Di kantor, Larissa berusaha menampilkan wajah profesional. Ia tidak ingin rekan-rekannya mencium kegelisahan yang ia rasakan. Setiap kali duduk di ruangannya, ia mengalihkan perhatian pada laporan-laporan yang menumpuk. Angka-angka dan strategi bisnis menjadi pelarian dari riuh perasaannya. Namun, di sela-sela kesibukan, pikiran tentang Raka terus saja menyelinap.

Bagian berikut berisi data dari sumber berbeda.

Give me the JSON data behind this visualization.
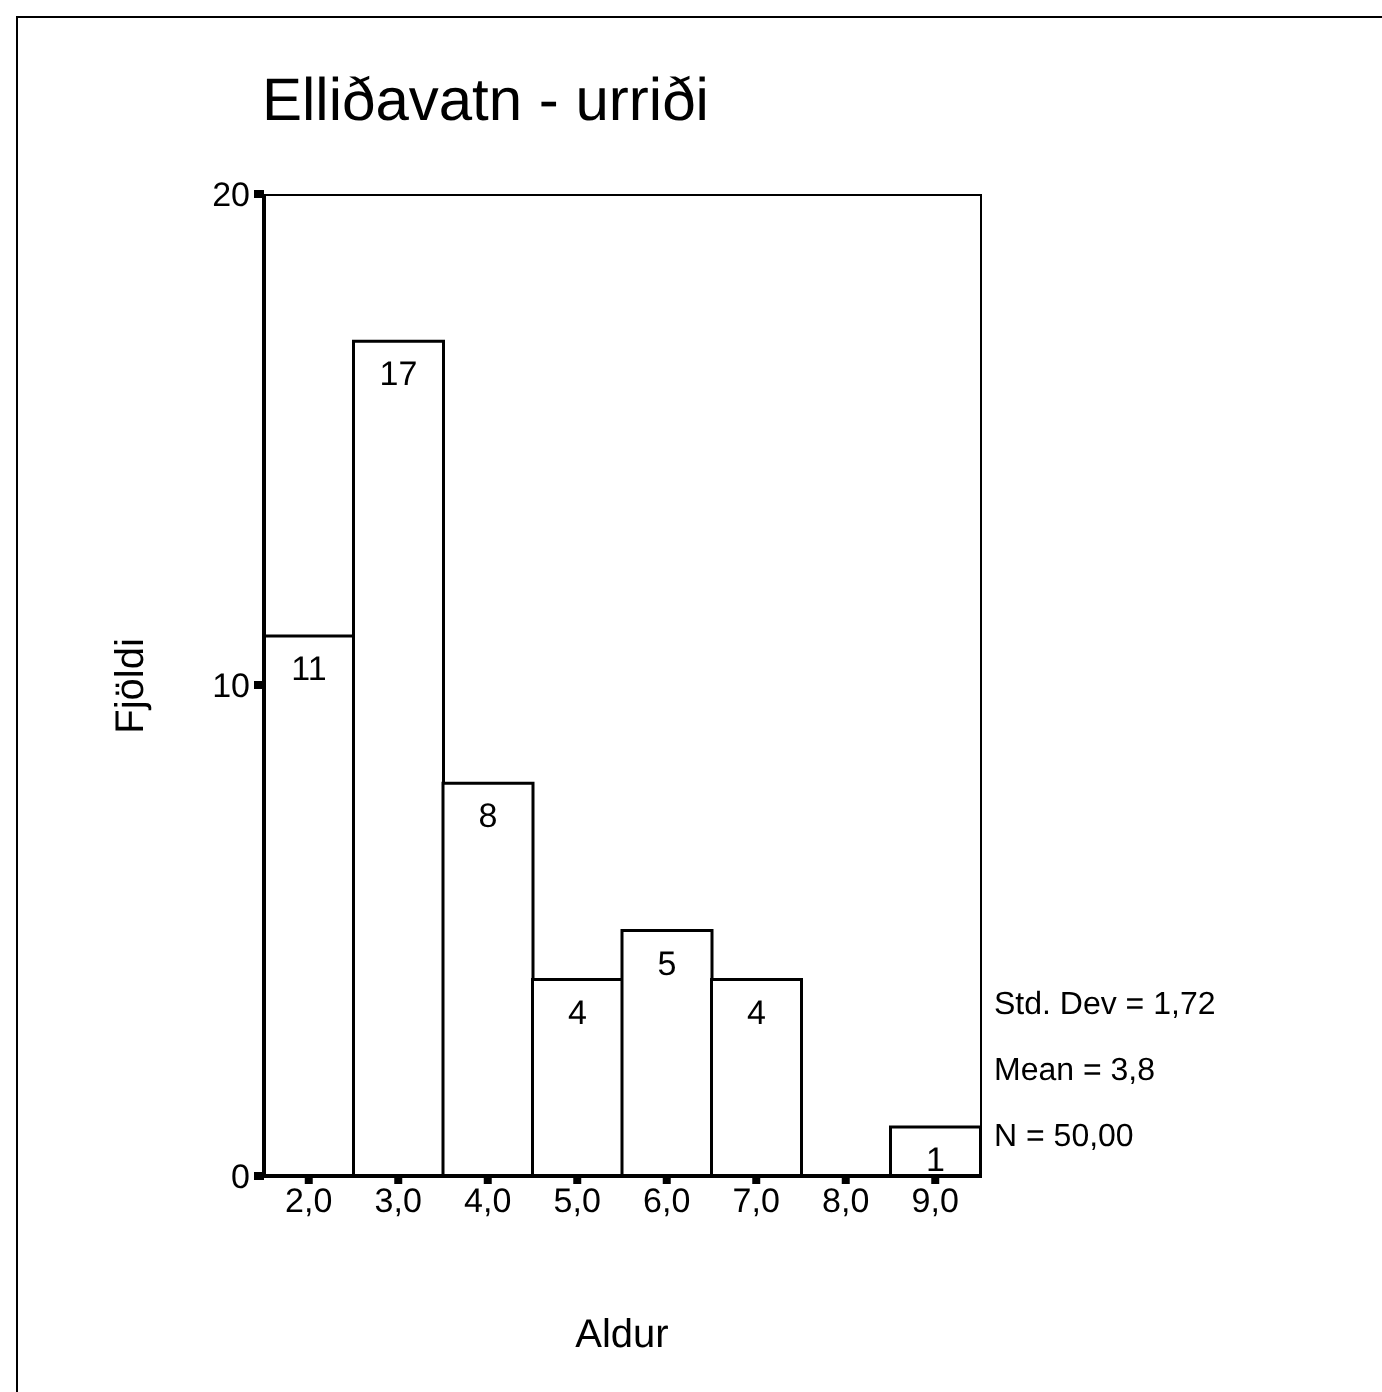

Larissa tahu, Raka bukan sekadar masa lalu. Kini mereka berada di gedung yang sama, dunia kerja yang sama, bahkan bisa saja proyek-proyek besar mempertemukan mereka. Itu membuatnya semakin gelisah. Ia harus menyiapkan diri, bukan hanya sebagai karyawan, tapi sebagai perempuan yang punya dendam terpendam.
Suatu sore, Larissa dipanggil ke ruang rapat untuk membahas rencana ekspansi perusahaan. Ia berjalan dengan langkah mantap, berusaha menutupi getar di dadanya. Saat pintu dibuka, matanya langsung bertemu dengan Raka yang duduk di ujung meja. Jantungnya serasa berhenti.
Raka mengenakan setelan abu-abu rapi, wajahnya serius, namun begitu tatapan mereka bertemu, ada getar aneh yang tak bisa disembunyikan. Larissa segera menunduk, menarik kursi tanpa banyak suara, lalu duduk di seberang ruangan. Ia tidak ingin terlihat goyah.
Sepanjang rapat, suara Raka mendominasi. Ia bicara dengan penuh wibawa, menyampaikan ide-ide segar yang membuat semua orang terkesan. Larissa mendengarkan dengan seksama, meski hatinya bergejolak. Di satu sisi, ia ingin membenci lelaki itu sepenuhnya. Di sisi lain, bagian dalam dirinya masih mengingat kelembutan yang pernah ia cintai.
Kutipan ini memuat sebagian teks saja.